Randy ‘The Ram’ Robinson (Rourke) is now in his 50s – broke, living in a trailer and a shadow of the successful wrestler he once was. For in his heyday posters of The Ram adorned bedroom walls all around the country, and at weekends Randy relives the guise of The Ram at half-empty signing sessions and matches at miniscule venues. To maintain his muscle-bound physique, he uses a combination of punishing exercise regimes and a dangerous cocktail of performance-enhancing drugs. But after a heart attack, Randy’s doctors tell him that he risks dying if he wrestles again…
Randy is a tremendous character: deeply flawed, but impossible not to feel for. Along with many of his wrestling buddies, he’s a man desperately trying to cling onto the success he once had, and when he’s in the ring he is offered the chance to escape from his soul-sucking supermarket day job (viewers may recognise his smug manager as Todd Barry, who played Todd in Flight of the Conchords). His eyesight is beginning to fail and his heart is going – but for Randy, ‘retiring’ means becoming a nobody.
When he’s not wrestling opponents in the ring, Randy is wrestling the demons that plague the rest of his life. We get the impression that, in his younger days, he put the trappings of success over caring for his family. The older Randy, realising that his life outside of the ring is essentially an emotional void, tries to make amends by trying desperately to establish communication with his estranged daughter (Rachel Evan Wood); but the wrestler’s selfish and self-destructive side always threatens to ruin everything.

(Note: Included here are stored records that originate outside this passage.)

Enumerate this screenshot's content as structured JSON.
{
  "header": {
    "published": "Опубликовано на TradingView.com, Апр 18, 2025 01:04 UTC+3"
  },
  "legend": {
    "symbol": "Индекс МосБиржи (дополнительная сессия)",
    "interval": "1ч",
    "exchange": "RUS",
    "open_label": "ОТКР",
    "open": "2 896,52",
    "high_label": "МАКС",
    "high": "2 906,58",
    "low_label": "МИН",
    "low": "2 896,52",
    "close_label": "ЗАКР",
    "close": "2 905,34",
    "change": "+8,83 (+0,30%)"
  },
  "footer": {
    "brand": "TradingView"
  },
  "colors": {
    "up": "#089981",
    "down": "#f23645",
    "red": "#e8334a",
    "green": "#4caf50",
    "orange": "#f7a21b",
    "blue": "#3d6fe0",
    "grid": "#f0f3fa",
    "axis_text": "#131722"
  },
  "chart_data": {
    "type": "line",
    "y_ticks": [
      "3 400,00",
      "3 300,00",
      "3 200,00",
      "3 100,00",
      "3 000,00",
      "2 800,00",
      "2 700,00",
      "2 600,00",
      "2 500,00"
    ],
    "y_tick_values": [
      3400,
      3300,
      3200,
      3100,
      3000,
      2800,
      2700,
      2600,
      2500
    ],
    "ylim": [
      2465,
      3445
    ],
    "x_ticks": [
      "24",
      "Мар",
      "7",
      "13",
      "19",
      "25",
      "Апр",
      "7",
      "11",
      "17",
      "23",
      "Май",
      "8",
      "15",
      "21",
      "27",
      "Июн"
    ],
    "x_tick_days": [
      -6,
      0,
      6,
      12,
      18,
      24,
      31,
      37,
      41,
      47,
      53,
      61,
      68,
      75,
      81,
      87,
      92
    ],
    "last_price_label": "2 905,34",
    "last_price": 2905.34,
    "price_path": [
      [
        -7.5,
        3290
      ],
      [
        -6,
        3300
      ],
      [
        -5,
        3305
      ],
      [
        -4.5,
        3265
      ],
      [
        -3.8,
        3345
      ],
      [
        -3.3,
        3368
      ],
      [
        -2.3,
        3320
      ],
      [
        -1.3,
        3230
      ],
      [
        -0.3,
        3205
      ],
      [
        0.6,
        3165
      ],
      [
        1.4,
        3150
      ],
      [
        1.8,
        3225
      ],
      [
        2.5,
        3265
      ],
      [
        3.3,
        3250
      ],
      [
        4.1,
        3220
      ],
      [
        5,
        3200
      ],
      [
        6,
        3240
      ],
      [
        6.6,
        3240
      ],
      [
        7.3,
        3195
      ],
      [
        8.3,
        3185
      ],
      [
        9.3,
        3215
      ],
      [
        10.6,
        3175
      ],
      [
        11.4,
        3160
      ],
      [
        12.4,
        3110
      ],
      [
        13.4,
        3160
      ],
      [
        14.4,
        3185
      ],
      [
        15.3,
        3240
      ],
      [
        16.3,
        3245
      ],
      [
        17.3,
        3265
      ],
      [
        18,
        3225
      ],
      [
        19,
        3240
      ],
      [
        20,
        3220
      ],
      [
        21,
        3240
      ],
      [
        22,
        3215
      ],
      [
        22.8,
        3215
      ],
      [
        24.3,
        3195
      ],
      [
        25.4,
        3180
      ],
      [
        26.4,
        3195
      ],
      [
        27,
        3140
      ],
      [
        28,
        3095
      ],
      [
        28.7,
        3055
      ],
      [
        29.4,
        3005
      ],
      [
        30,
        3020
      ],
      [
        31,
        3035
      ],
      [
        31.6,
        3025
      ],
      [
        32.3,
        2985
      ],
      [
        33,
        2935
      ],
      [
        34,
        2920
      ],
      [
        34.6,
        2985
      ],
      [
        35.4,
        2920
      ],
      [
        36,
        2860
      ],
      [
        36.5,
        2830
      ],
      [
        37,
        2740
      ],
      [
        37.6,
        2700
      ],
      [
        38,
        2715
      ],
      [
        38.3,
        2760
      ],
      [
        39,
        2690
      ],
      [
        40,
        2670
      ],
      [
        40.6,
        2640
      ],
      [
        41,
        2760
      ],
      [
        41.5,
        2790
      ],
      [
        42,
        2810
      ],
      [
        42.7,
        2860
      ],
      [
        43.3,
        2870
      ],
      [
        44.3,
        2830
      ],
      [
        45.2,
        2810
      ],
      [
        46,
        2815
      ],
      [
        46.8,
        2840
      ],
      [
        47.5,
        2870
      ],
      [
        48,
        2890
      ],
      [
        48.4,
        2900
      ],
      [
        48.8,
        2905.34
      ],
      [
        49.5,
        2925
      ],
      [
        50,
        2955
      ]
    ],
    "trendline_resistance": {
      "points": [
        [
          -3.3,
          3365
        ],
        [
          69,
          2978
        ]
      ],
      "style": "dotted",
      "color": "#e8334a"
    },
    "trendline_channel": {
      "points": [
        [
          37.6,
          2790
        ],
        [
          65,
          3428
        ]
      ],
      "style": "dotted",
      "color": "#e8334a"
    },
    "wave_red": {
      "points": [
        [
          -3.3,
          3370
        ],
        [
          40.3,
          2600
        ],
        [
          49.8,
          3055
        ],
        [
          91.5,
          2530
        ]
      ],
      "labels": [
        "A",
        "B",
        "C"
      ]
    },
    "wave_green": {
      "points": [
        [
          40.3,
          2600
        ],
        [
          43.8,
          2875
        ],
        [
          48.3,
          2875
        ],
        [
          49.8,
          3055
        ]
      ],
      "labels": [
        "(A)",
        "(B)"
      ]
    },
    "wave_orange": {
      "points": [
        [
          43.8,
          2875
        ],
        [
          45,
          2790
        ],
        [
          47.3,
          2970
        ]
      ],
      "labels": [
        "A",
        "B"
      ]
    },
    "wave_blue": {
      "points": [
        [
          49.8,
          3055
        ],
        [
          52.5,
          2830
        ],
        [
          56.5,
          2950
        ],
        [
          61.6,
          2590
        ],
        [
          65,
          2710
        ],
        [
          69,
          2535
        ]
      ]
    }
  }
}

In his spare time he hangs around a stripclub, where he befriends a stripper named Cassidy, played by Marisa Tomei. Like Randy, Cassidy’s job demands her to possess an unnaturally perfect body that becomes all the more difficult to maintain as she gets older. She is also another figure who has difficulty in establishing meaningful emotional connection: her job is all about putting on a performance, and she’s very reluctant to reveal anything about her private life to clients – a policy that is thrown into confusion with The Ram.
Mickey Rourke has been having ‘comebacks’ for years, so we won’t throw that word around here. What we will say is that this is one of the standout performances of his career, the actor channelling every inch of his troubled, self-destructive past. Tomei, an actress we never see enough of these days, is also superb, and she brings a subtle warmth to the emotionally-hardened Cassidy.

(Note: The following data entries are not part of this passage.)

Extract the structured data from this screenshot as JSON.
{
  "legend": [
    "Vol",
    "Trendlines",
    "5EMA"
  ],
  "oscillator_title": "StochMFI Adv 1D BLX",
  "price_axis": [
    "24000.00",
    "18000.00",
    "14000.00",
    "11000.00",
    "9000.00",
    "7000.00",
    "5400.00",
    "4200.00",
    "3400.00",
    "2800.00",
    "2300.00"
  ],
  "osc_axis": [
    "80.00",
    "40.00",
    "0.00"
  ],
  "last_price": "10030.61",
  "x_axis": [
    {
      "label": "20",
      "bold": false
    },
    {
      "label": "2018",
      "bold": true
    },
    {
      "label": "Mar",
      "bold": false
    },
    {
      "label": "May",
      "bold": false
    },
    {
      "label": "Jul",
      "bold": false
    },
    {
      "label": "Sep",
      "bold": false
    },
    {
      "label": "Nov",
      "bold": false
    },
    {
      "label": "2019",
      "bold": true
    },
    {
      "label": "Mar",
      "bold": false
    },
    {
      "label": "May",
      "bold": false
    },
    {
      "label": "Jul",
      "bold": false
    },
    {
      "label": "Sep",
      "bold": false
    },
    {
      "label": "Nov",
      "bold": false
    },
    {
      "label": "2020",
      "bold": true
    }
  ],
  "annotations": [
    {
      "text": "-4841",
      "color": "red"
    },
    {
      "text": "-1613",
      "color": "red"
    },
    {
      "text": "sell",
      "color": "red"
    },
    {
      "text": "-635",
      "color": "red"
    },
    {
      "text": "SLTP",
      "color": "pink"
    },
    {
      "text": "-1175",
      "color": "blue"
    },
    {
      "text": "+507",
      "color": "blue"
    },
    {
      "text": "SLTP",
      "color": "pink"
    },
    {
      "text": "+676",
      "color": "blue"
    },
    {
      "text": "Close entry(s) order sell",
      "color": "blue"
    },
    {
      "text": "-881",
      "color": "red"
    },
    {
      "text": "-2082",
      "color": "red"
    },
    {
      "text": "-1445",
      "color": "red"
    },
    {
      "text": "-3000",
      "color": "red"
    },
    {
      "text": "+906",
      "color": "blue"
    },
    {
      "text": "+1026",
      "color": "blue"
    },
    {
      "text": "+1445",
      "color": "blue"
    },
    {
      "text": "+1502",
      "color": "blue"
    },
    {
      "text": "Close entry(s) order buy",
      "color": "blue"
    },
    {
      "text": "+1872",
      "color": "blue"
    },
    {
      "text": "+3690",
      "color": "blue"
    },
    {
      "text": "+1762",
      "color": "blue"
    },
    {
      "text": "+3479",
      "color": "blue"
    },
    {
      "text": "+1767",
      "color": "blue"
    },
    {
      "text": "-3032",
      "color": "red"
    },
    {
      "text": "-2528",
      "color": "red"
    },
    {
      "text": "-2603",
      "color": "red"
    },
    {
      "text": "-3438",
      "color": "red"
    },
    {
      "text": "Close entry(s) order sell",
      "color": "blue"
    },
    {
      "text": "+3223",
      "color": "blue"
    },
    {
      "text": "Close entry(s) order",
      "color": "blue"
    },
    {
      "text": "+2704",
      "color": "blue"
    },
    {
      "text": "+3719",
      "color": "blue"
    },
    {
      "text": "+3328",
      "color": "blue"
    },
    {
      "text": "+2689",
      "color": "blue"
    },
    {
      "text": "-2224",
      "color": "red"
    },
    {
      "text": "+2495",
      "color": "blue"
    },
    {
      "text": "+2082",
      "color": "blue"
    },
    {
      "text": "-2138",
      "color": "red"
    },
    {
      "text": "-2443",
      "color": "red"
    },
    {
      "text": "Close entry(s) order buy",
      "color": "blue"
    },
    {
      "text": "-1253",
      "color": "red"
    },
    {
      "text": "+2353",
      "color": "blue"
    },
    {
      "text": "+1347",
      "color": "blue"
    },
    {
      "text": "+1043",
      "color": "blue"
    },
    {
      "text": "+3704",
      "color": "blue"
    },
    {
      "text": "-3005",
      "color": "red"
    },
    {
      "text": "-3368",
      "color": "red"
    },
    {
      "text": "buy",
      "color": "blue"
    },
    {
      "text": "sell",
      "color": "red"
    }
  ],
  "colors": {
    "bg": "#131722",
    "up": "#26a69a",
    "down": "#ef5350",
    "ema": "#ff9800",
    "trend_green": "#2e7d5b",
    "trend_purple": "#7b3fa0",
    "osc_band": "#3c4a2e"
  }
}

Like all the best sports movie, you don’t need to be a wrestling fan to appreciate The Wrestler (though WWF fans will undoubtedly get an extra kick out of the colourful costumes and elaborate wrestling names – and Randy himself looks remarkably similar to a facepaint-free Ultimate Warrior). It’s first and foremost a character piece about lost souls desperately craving recognition of their existence.

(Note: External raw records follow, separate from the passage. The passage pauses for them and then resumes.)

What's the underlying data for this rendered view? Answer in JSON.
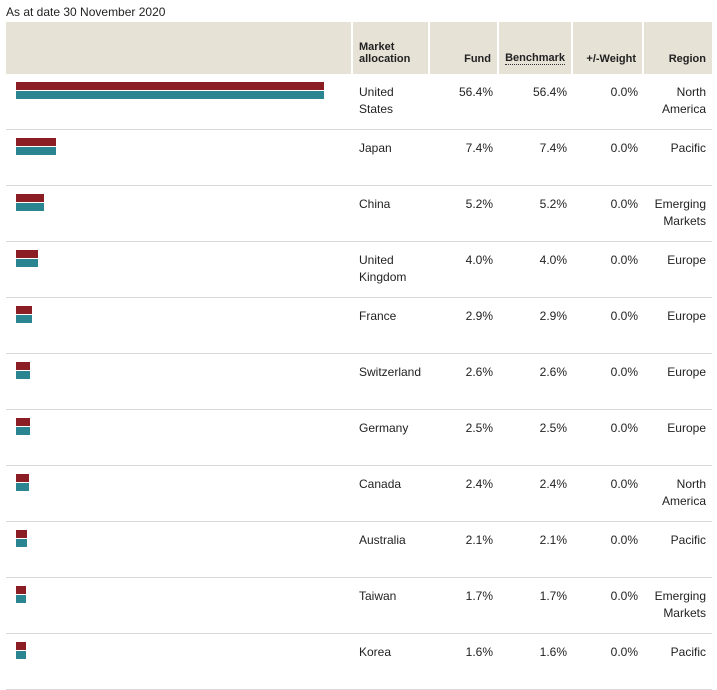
{
  "as_at_label": "As at date 30 November 2020",
  "headers": {
    "market": "Market allocation",
    "fund": "Fund",
    "benchmark": "Benchmark",
    "weight": "+/-Weight",
    "region": "Region"
  },
  "colors": {
    "fund_bar": "#8b1d24",
    "benchmark_bar": "#2a8590",
    "header_bg": "#e7e2d6"
  },
  "rows": [
    {
      "market": "United States",
      "fund": "56.4%",
      "benchmark": "56.4%",
      "weight": "0.0%",
      "region": "North America",
      "fund_value": 56.4,
      "benchmark_value": 56.4
    },
    {
      "market": "Japan",
      "fund": "7.4%",
      "benchmark": "7.4%",
      "weight": "0.0%",
      "region": "Pacific",
      "fund_value": 7.4,
      "benchmark_value": 7.4
    },
    {
      "market": "China",
      "fund": "5.2%",
      "benchmark": "5.2%",
      "weight": "0.0%",
      "region": "Emerging Markets",
      "fund_value": 5.2,
      "benchmark_value": 5.2
    },
    {
      "market": "United Kingdom",
      "fund": "4.0%",
      "benchmark": "4.0%",
      "weight": "0.0%",
      "region": "Europe",
      "fund_value": 4.0,
      "benchmark_value": 4.0
    },
    {
      "market": "France",
      "fund": "2.9%",
      "benchmark": "2.9%",
      "weight": "0.0%",
      "region": "Europe",
      "fund_value": 2.9,
      "benchmark_value": 2.9
    },
    {
      "market": "Switzerland",
      "fund": "2.6%",
      "benchmark": "2.6%",
      "weight": "0.0%",
      "region": "Europe",
      "fund_value": 2.6,
      "benchmark_value": 2.6
    },
    {
      "market": "Germany",
      "fund": "2.5%",
      "benchmark": "2.5%",
      "weight": "0.0%",
      "region": "Europe",
      "fund_value": 2.5,
      "benchmark_value": 2.5
    },
    {
      "market": "Canada",
      "fund": "2.4%",
      "benchmark": "2.4%",
      "weight": "0.0%",
      "region": "North America",
      "fund_value": 2.4,
      "benchmark_value": 2.4
    },
    {
      "market": "Australia",
      "fund": "2.1%",
      "benchmark": "2.1%",
      "weight": "0.0%",
      "region": "Pacific",
      "fund_value": 2.1,
      "benchmark_value": 2.1
    },
    {
      "market": "Taiwan",
      "fund": "1.7%",
      "benchmark": "1.7%",
      "weight": "0.0%",
      "region": "Emerging Markets",
      "fund_value": 1.7,
      "benchmark_value": 1.7
    },
    {
      "market": "Korea",
      "fund": "1.6%",
      "benchmark": "1.6%",
      "weight": "0.0%",
      "region": "Pacific",
      "fund_value": 1.6,
      "benchmark_value": 1.6
    }
  ]
}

Though tragedy and pain are around every corner, this is more realist comedy than wallow in misery, with most of the laughs coming from the elaborate tactics used in the ring (witness Randy’s bemused consent when an opponent asks him if he’s “okay” with being stapled), or from seeing just how out of touch the aging Ram is (a neighbourhood kid politely shows his disdain for an old Nintendo wrestling game that Randy insists on playing). But Aronofsky never cruelly sniggers at the sport or those that partake in it, and instead this is more of a celebration of people who add colour to the drabness of everyday life.
The Wrestler was the movie that restored Aronofsky’s reputation at Cannes in 2008, after his previous film, the mind-bending fantasy The Fountain, was booed at the festival two years earlier. The Fountain (like Aronofsky’s debut Pi) was a truly original picture that is likely to be reassessed as a classic in years to come, while 2000’s Requiem for a Dream was a masterpiece of modern filmmaking. The Wrestler, with its gentle narrative development and documentary-style visuals, is Aronofsky’s least flashy movie to date, but it is also his best. A bodyslamming success.